Here is an appropriate item for a presidential election year: The Photographs of Abraham Lincoln. This collection of photographs was published in 1911 by author Frederick Hill Meserve in a limited edition of 102 signed and numbered copies. It includes 100 chronologically arranged pictures of Lincoln along with others of his family, contemporary generals and politicians, and of his burial. Additionally, there is a facsimile of a letter from Lincoln's son Robert to Meserve. Item 59. $18,500.
Item 43 is another collection of photographs, but this one is an album rather than a book. They were taken during a camping trip by four of the most famous men in America around 1920, President Warren Harding, inventor Thomas Edison, and business magnates Henry Ford and Harvey Firestone. Pictures include Ford cranking up a car (a Ford, naturally), Edison lounging, and Harding and Firestone petting a dog. $1,750.

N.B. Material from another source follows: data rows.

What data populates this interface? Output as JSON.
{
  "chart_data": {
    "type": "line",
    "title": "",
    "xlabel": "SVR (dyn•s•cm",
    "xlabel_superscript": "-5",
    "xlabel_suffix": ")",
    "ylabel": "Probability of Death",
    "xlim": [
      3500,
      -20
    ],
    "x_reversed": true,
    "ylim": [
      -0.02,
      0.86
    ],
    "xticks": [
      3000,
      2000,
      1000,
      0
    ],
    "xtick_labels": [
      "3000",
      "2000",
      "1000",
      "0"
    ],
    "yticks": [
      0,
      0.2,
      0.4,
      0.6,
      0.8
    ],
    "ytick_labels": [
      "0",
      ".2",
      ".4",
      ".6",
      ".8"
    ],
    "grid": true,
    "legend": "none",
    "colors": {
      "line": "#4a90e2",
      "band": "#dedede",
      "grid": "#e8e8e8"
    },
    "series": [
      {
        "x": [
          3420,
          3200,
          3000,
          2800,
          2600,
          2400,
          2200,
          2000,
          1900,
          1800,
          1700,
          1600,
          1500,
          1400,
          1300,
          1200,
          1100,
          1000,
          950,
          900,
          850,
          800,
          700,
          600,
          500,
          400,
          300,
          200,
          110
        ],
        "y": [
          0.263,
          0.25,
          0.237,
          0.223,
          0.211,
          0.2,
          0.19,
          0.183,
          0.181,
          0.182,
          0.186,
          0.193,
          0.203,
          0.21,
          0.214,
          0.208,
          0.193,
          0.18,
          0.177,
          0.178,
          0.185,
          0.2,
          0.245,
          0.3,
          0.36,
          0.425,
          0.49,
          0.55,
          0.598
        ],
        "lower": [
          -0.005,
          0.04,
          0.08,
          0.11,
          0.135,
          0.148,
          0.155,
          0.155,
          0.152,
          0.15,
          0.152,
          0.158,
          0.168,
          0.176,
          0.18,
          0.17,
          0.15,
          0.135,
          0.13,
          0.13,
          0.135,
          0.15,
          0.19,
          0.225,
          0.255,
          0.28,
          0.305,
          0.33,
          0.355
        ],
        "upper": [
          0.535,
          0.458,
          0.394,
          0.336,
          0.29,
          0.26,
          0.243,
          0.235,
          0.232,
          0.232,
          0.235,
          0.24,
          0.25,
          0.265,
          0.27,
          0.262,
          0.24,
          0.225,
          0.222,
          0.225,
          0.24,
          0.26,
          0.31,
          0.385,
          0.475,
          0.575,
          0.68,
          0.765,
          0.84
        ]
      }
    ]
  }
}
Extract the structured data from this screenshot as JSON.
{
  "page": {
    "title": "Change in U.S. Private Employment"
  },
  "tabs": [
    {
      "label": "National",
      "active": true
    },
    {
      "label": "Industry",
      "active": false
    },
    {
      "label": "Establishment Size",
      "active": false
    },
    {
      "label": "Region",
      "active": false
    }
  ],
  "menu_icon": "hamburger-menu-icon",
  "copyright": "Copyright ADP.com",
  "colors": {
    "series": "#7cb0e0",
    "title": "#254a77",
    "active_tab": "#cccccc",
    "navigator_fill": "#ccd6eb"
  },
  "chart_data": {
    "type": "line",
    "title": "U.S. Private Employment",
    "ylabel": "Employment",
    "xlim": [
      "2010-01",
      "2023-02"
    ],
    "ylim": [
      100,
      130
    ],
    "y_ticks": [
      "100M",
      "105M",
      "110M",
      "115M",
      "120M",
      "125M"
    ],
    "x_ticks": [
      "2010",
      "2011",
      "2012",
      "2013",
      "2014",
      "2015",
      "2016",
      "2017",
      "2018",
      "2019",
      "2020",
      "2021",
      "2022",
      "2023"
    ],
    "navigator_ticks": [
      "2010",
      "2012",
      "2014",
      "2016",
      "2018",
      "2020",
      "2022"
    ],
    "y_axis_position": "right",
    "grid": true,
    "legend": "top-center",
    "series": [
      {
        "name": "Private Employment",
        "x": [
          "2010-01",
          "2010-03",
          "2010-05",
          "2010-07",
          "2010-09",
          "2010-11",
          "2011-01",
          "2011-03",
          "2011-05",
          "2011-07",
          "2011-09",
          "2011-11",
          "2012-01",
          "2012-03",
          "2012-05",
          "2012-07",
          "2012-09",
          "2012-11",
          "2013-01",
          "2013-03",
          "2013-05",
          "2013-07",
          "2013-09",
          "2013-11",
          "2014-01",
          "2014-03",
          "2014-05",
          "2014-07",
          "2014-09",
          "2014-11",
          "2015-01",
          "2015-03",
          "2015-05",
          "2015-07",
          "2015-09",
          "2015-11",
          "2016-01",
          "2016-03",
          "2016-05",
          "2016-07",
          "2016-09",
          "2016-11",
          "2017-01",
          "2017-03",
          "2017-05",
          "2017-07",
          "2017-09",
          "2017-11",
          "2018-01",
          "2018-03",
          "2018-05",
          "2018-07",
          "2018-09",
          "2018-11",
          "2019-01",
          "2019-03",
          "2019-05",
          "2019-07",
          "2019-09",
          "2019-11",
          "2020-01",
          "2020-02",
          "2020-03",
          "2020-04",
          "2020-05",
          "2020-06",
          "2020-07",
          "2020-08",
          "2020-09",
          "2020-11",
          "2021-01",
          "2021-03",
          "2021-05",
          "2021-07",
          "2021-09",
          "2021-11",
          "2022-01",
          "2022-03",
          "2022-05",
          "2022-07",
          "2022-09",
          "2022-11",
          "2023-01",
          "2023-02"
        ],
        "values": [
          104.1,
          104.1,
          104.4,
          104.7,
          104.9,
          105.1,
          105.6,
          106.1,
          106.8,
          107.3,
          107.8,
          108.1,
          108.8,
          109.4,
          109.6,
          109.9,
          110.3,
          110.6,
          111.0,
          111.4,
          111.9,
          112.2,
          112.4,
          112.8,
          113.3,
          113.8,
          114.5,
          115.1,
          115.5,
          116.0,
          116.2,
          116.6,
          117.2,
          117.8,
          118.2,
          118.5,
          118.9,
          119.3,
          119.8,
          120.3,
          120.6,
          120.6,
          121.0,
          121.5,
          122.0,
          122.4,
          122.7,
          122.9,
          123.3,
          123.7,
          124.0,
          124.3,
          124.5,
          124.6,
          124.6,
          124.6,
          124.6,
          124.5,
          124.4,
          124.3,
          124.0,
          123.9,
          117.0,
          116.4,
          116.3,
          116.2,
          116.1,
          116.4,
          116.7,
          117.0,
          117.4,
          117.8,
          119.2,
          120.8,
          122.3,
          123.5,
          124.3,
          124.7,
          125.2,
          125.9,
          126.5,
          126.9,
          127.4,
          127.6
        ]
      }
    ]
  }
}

Here is one more photographic album for those who cranked up the Ford and went on a cross-country trip (not easy considering the roads in 1915): Universal Beauty Trip to the California Expositions and Universal City. This was not a private photo album, but something put together by Universal Moving Pictures, evidently in small numbers. There are 149 photographs mounted in the album, each with a description, while the album is stamped with the recipient's name, in this case Madge Henry of Winner, Iowa. Item 79. $5,000.

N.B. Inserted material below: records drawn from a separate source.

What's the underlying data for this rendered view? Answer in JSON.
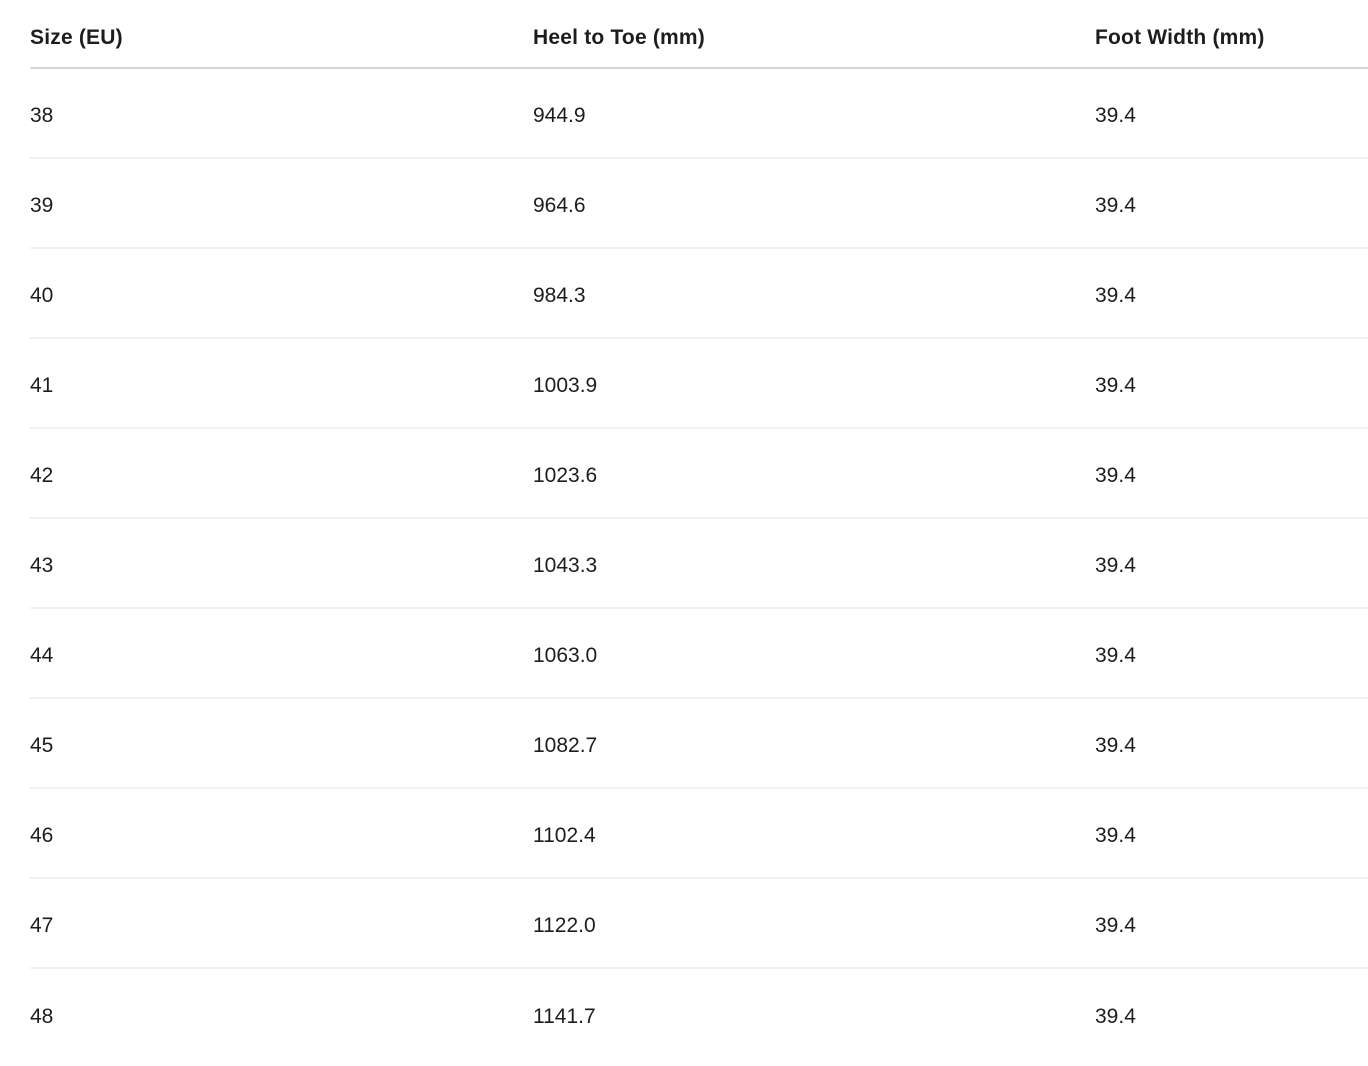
{
  "table": {
    "columns": [
      {
        "label": "Size (EU)"
      },
      {
        "label": "Heel to Toe (mm)"
      },
      {
        "label": "Foot Width (mm)"
      }
    ],
    "rows": [
      {
        "size": "38",
        "heel_to_toe": "944.9",
        "foot_width": "39.4"
      },
      {
        "size": "39",
        "heel_to_toe": "964.6",
        "foot_width": "39.4"
      },
      {
        "size": "40",
        "heel_to_toe": "984.3",
        "foot_width": "39.4"
      },
      {
        "size": "41",
        "heel_to_toe": "1003.9",
        "foot_width": "39.4"
      },
      {
        "size": "42",
        "heel_to_toe": "1023.6",
        "foot_width": "39.4"
      },
      {
        "size": "43",
        "heel_to_toe": "1043.3",
        "foot_width": "39.4"
      },
      {
        "size": "44",
        "heel_to_toe": "1063.0",
        "foot_width": "39.4"
      },
      {
        "size": "45",
        "heel_to_toe": "1082.7",
        "foot_width": "39.4"
      },
      {
        "size": "46",
        "heel_to_toe": "1102.4",
        "foot_width": "39.4"
      },
      {
        "size": "47",
        "heel_to_toe": "1122.0",
        "foot_width": "39.4"
      },
      {
        "size": "48",
        "heel_to_toe": "1141.7",
        "foot_width": "39.4"
      }
    ],
    "colors": {
      "text": "#1d1d1f",
      "header_divider": "#d7d7d7",
      "row_divider": "#f1f1f1",
      "background": "#ffffff"
    }
  }
}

Item 3 is a first octavo edition of John James Audubon's less well-known collection of animal drawings, The Quadrupeds of North America. After finally achieving success with the octavo edition of his "Birds of America," Audubon set out to create a similar collection for four-legged creatures. The result is this three-volume set, published in 1849. $12,500.
Mark Twain had a great sense of humor (no real surprise there), as is shown by this signed inscription he wrote on an index card in 1898: "There is but one way to keep well, according to the doctors: Eat what you don't want, drink what you don't like, and do what you'd rather not. Truly Yours, Mark Twain. New Years 98." Someone pass the tofu and soy milk, please. Item 98. $1,250.